Namun hingga 5 Desember 2025, tanggal yang disebut sebagai batas akhir penyelesaian oleh pihak BSI sendiri, tidak ada dana refund yang diterima nasabah. Lebih dari itu, tidak ada penjelasan resmi, pemberitahuan tertulis, maupun kejelasan lanjutan dari pihak bank.
Merasa tidak mendapatkan kepastian, (ID) kemudian menghubungi pihak Asuransi Jiwa Syariah Al-Amin secara langsung. Jawaban yang diterima justru mengarah pada penolakan pengembalian dana, memperlihatkan adanya perbedaan sikap yang mencolok antara pernyataan pihak bank dan respons perusahaan asuransi.
Kondisi ini menempatkan nasabah pada posisi paling dirugikan. Pelunasan telah dilakukan, janji telah disampaikan, namun hak nasabah justru menggantung tanpa kejelasan. Situasi tersebut memunculkan pertanyaan serius terkait peran dan tanggung jawab BSI dalam mengawal hak nasabahnya.
Dalam skema pembiayaan perbankan syariah, asuransi yang melekat pada pembiayaan merupakan bagian dari produk yang dipasarkan oleh bank. Nasabah berakad dan berkomunikasi dengan pihak bank, bukan dengan perusahaan asuransi secara terpisah. Oleh karena itu, BSI dinilai tidak bisa melepaskan diri dari tanggung jawab dengan alasan adanya mitra asuransi.
“Yang menyampaikan persetujuan refund dan jangka waktu penyelesaian adalah pihak bank. Tapi setelah jatuh tempo, tidak ada kejelasan sama sekali. Saya seperti dipingpong,” ungkap (ID) dengan nada kecewa.
Kasus ini menabrak prinsip dasar perbankan syariah yang menjunjung tinggi amanah, kejelasan akad, dan keadilan. Ketika bank telah memberikan persetujuan refund namun gagal merealisasikannya, maka hal tersebut bukan lagi sekadar persoalan administratif, melainkan menyangkut integritas layanan dan kepercayaan publik.

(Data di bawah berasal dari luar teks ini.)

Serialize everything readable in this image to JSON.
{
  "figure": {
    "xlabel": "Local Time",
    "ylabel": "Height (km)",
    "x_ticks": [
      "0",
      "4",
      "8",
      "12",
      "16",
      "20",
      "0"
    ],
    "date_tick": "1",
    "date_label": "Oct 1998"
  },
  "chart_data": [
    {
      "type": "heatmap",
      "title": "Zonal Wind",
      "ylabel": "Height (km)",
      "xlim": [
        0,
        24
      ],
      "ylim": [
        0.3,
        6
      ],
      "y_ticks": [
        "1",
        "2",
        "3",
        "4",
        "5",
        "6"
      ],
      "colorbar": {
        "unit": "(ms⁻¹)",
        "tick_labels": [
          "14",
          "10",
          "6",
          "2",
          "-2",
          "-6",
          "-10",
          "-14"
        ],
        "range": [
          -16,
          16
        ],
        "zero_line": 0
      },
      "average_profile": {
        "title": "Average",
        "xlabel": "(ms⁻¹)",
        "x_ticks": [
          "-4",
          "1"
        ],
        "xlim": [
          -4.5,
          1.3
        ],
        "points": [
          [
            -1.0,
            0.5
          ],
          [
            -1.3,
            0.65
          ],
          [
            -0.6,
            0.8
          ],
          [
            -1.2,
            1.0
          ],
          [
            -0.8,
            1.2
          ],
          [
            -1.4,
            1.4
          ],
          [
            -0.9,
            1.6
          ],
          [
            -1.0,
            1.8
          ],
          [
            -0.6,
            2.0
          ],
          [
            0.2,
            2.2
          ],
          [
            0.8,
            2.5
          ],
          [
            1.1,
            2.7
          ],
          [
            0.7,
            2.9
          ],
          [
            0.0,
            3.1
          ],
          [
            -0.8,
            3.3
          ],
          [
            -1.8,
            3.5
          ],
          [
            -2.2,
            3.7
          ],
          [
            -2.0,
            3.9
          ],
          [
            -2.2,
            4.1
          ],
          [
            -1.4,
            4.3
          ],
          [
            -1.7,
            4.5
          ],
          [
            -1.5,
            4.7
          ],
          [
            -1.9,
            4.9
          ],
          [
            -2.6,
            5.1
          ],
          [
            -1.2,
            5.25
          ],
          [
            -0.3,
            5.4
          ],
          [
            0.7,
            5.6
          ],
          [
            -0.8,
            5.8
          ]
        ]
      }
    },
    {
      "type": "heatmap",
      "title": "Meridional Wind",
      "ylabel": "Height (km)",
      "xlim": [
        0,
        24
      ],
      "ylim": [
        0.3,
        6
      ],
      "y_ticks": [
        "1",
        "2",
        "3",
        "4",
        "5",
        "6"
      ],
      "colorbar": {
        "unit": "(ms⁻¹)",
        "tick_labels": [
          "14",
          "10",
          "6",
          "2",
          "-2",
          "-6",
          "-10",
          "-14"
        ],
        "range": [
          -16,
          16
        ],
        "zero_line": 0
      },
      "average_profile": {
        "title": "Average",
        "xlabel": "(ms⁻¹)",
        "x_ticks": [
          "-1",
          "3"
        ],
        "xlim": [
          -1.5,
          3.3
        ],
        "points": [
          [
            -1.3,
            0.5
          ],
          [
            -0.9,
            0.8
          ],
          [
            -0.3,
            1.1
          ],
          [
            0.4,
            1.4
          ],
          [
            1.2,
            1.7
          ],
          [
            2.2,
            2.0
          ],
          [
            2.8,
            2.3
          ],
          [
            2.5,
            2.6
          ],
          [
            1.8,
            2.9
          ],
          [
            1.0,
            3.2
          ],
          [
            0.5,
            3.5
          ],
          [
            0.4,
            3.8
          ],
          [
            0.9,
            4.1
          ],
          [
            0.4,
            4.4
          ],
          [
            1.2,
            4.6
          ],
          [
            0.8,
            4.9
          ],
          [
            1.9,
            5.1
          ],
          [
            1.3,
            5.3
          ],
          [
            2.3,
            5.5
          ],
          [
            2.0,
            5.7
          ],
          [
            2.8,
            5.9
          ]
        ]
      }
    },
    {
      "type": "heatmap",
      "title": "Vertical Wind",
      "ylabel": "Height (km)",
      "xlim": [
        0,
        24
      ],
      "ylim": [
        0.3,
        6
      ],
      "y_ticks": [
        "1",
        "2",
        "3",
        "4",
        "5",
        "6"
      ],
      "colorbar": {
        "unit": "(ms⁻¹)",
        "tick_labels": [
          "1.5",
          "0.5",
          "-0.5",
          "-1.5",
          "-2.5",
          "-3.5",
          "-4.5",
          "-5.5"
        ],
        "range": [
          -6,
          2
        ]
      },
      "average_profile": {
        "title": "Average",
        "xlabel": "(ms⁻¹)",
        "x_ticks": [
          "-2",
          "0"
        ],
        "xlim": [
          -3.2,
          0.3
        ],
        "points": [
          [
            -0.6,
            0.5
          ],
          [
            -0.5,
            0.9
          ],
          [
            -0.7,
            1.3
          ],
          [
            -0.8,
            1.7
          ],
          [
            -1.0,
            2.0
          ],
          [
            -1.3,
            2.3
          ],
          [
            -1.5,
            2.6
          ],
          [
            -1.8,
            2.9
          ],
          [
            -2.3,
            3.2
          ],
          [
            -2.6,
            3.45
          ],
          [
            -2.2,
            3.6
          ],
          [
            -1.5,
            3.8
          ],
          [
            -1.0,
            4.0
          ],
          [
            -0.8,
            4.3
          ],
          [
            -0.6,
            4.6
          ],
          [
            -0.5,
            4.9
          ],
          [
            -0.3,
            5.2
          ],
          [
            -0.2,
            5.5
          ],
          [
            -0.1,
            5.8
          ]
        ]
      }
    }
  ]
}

Hingga berita ini diturunkan, Bank Syariah Indonesia belum memberikan pernyataan resmi terkait alasan keterlambatan refund, perbedaan sikap dengan pihak asuransi, maupun langkah konkret yang akan diambil untuk menyelesaikan hak nasabah (ID).
Publik kini menunggu kejelasan: apakah Bank Syariah Indonesia akan bertanggung jawab penuh atas janji yang telah disampaikan kepada nasabah, atau justru membiarkan kasus ini berlarut-larut tanpa kepastian?
Kasus ini sekaligus menjadi cermin penting bagi perlindungan konsumen perbankan syariah, bahwa pelunasan pembiayaan seharusnya menjadi akhir dari kewajiban nasabah, bukan awal dari masalah baru. (Indra)
.jpeg)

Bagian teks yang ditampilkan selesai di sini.